Remember the classic toy called Stretch Armstrong? It was an action figure made of a tough stretchable rubber that allowed kids to pull his arms out to several times their original length. As every kid who ever owned one of these toys eventually discovered there was a limit as to how far the arms could be safely stretched. Pull hard enough and the result was often an unintentional (or intentional) amputation of one of Armstrong’s arms.
The example of a toy with stretchable arms is no different than that of a “Torque-To-Yield” (TTY) fastener, be it a head bolt, rod bolt or ball joint pinch bolt. TTY fasteners are designed to stretch – up to a certain point – to provide a consistent clamping force. As such, they can only be used once because once they have been stretched to their yield point, they should not be stretched again or the result will be similar to that of Stretch Armstrong when his arms are pulled apart with too much force.
When a TTY head bolt is installed, the torque value and twist angle specified by the vehicle manufacturer is engineered to stretch the bolt just beyond its elastic limit so it will apply a predetermined clamp load and no more. The yield point is where the bolt is permanently stretched and will no longer return back to its original length if it is loosened and removed.

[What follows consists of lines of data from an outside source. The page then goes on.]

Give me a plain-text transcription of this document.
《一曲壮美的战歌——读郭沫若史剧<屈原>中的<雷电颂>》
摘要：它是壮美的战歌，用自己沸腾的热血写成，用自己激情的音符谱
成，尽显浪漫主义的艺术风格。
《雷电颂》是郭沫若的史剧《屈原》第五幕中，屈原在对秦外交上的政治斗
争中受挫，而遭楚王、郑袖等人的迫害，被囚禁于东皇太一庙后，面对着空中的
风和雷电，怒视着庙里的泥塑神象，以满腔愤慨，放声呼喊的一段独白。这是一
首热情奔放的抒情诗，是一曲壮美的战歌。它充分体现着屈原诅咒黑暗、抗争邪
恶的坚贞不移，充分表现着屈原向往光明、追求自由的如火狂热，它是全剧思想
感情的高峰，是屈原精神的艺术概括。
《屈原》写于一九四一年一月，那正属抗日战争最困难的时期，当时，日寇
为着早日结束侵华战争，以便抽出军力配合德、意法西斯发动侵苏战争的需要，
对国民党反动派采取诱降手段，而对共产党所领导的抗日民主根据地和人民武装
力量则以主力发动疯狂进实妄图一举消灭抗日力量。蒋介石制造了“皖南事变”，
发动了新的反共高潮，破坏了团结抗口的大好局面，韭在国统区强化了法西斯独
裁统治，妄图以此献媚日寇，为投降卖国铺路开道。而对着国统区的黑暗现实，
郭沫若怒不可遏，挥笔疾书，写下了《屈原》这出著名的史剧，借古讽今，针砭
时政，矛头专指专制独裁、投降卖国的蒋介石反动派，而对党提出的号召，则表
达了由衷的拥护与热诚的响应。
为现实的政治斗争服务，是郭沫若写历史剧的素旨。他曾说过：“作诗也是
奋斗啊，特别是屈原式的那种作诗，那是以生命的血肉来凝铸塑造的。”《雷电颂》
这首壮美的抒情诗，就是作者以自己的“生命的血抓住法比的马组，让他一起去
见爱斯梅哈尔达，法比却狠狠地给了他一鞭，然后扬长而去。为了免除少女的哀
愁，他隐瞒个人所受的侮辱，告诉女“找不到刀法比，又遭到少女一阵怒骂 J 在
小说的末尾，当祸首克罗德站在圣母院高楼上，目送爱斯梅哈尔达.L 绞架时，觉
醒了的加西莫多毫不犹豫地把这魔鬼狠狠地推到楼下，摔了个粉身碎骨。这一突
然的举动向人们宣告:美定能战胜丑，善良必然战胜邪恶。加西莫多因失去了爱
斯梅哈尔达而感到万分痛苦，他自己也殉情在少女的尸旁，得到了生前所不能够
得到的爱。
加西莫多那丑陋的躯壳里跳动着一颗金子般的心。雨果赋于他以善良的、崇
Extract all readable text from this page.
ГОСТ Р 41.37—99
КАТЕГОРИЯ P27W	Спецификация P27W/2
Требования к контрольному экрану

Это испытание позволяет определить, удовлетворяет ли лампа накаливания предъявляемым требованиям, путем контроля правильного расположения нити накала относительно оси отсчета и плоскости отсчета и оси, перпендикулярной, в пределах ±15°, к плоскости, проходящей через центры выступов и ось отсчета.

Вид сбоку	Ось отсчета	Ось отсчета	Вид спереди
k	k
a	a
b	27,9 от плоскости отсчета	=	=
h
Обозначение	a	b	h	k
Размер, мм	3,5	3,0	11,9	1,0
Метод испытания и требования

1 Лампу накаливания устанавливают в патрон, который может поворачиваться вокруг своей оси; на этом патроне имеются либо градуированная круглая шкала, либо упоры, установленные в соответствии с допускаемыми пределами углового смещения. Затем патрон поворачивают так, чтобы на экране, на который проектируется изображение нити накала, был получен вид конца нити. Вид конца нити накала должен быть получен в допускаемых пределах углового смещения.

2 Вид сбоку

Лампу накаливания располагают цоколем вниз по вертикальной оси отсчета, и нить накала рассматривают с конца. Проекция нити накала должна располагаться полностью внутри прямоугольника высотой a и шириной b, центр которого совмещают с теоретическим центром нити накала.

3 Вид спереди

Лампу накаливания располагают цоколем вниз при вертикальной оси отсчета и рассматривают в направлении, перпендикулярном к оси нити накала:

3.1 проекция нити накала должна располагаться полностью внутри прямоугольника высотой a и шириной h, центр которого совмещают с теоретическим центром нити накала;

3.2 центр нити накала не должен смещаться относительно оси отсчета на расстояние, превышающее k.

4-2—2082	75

So why can’t a TTY bolt be reused? Once the bolt has been stretched, it is not as strong as it was before. That’s okay as long as the bolt remains in a loaded condition because the one-time stretch allows it to maintain a consistent clamp load for a longer period of time. There is less risk of the fastener vibrating loose. But if a TTY bolt is removed and reused a second time, the additional stretch may be too much preventing the bolt from holding torque and causing it to loosen up over time – or break. Either way, the end result is not good if a TTY head bolt, rod bolt or chassis fastener comes loose or snaps.
Head bolts have to withstand tremendous loads. The clamp load required to seal a head gasket is typically about three times the combustion pressure that is trying to lift the cylinder head off the block. Depending on the head bolt configuration and the engine’s power output, the load per bolt may be as much as 8,000 to 12,000 PSI.
Another reason why automakers switched to TTY bolts for many high load applications is because it allows them to use smaller and lighter fasteners for the same amount of clamp load. TTY bolts often have a reduced cross-section in the shank area between the bolt head and treads. On a V8 engine, a set of TTY head bolts may actually save a pound or more of dead weight. Smaller diameter head bolts also allows more design freedom for cylinder heads because less space is required for bolt clearance.
The important point to remember is that TTY head bolts need to be replaced if a cylinder head or head gasket is being replaced on an engine. The same rules apply to TTY rod bolts or TTY chassis fasteners. If a new set of TTY head bolts is not included with a replacement head gasket set, make sure your customer gets the bolts, too.
Bolt loading also depends on the type of thread lubricant that is used when the bolts are installed. Head bolts and rod bolts are never installed dry. The factory recommended thread lubricant for many applications is 30W motor oil. However, more consistent torque results can usually be achieved with specialty aftermarket thread lubricants that are designed just for this purpose. The greater the lubricity of the product, the less force is needed on the torque wrench to achieve the same clamping force.